Mohamed Morsi de acuerdo a su cultura y a su religión no oculta simpatías por Palestina, y quizás es bueno que así sea. Tampoco es un aliado ni estratégico ni táctico de Occidente. Pero ─ y la sutil diferencia es importante ─ sí es un muy válido interlocutor político. Esa es, por ejemplo, la diferencia entre Morsi y su antecesor Mubarak quien era aliado de Occidente pero por eso mismo no podía ser un interlocutor político para nadie. Ese hecho objetivo, además de sus notables cualidades políticas, son las razones por las cuales Morsi se está convirtiendo ─ si no en un Nasser islámico como adujo un ingenioso comentarista ─ en un líder indiscutido de la región.

La comunicación  de Morsi con las potencias occidentales es óptima. La sintonía con Erdogan en Turquía es perfecta. Tanto en Túnez como en Libia, tanto entre los difíciles jeques saudíes como en la resistencia siria, tanto en Jordania como en Líbano, su voz es escuchada con admiración y respeto.

Alguna vez deberá terminar esa guerra sin vencedores que es la de Gaza. Eso lo sabe Morsi. También lo sabe Obama. Y como los dos lo saben, actuaron juntos. Obama conversó con Benjamín Netanjahu. Morsi hizo lo mismo con Jaled Mashaale, líder del Hamás. El cese del fuego declarado el 20 de Noviembre fue un breve triunfo de la política por sobre la guerra.

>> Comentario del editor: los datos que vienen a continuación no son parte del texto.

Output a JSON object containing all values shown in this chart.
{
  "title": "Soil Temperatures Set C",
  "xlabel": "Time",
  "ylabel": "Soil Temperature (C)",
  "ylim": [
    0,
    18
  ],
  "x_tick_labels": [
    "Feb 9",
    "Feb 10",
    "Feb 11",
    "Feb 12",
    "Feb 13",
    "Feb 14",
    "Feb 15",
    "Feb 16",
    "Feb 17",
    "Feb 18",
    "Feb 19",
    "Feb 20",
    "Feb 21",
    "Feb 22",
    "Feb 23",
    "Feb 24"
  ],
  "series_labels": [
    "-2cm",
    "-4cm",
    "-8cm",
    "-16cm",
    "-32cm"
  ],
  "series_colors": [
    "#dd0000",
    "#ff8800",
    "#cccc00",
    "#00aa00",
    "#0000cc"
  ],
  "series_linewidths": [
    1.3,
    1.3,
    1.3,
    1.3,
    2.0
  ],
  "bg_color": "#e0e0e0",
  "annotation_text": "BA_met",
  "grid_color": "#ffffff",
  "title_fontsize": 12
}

No deja de ser interesante mencionar que en medio de la guerra Obama viajó a Birmania. ¿Intentó escapar del conflicto en Gaza? En ningún caso. Si uno observa con cierta detención la estadía de Obama en Birmania permite notar que ella está cargada de símbolos.

Desde un punto de vista comercial, Obama viajó a un país del sudeste asiático considerado como reservado natural de la economía china (¿Respuesta a la agresiva política económica de China en Europa y en América Latina?) Pero desde un punto de vista político viajó a un país que, pese a no ser todavía democrático, ha hecho muchos avances en materia de derechos humanos. Luego, el suyo es también un mensaje a los gobiernos árabes ─ incluyendo al que regirá en Siria en el futuro próximo ─ uno que dice más o menos así: “Podéis contar con nuestro apoyo siempre y cuando no intentéis erigir nuevas dictaduras”. Mensaje que deben haber entendido muy bien los musulmanes esclarecidos pues en Birmania miles de musulmanes han sido objeto de persecuciones llevadas a cabo por budistas

¿Detalles sin importancia? Quien sabe. Pero el dicho alemán que reza: “el diablo se esconde en detalles” ha probado ser válido en no pocas ocasiones. De tal modo que ese abrazo y beso que intercambiaron la admirable disidente Aung San Suu Kyl y el presidente Obama puede que no sea un detalle sin importancia. En todo caso es difícil imaginar a Aung abrazando a Bush; o a Romney.

Esos detalles son al fin los que llevan a los grandes acontecimientos de la historia, o lo que es lo mismo: cada gran acontecimiento está precedido por múltiples detalles.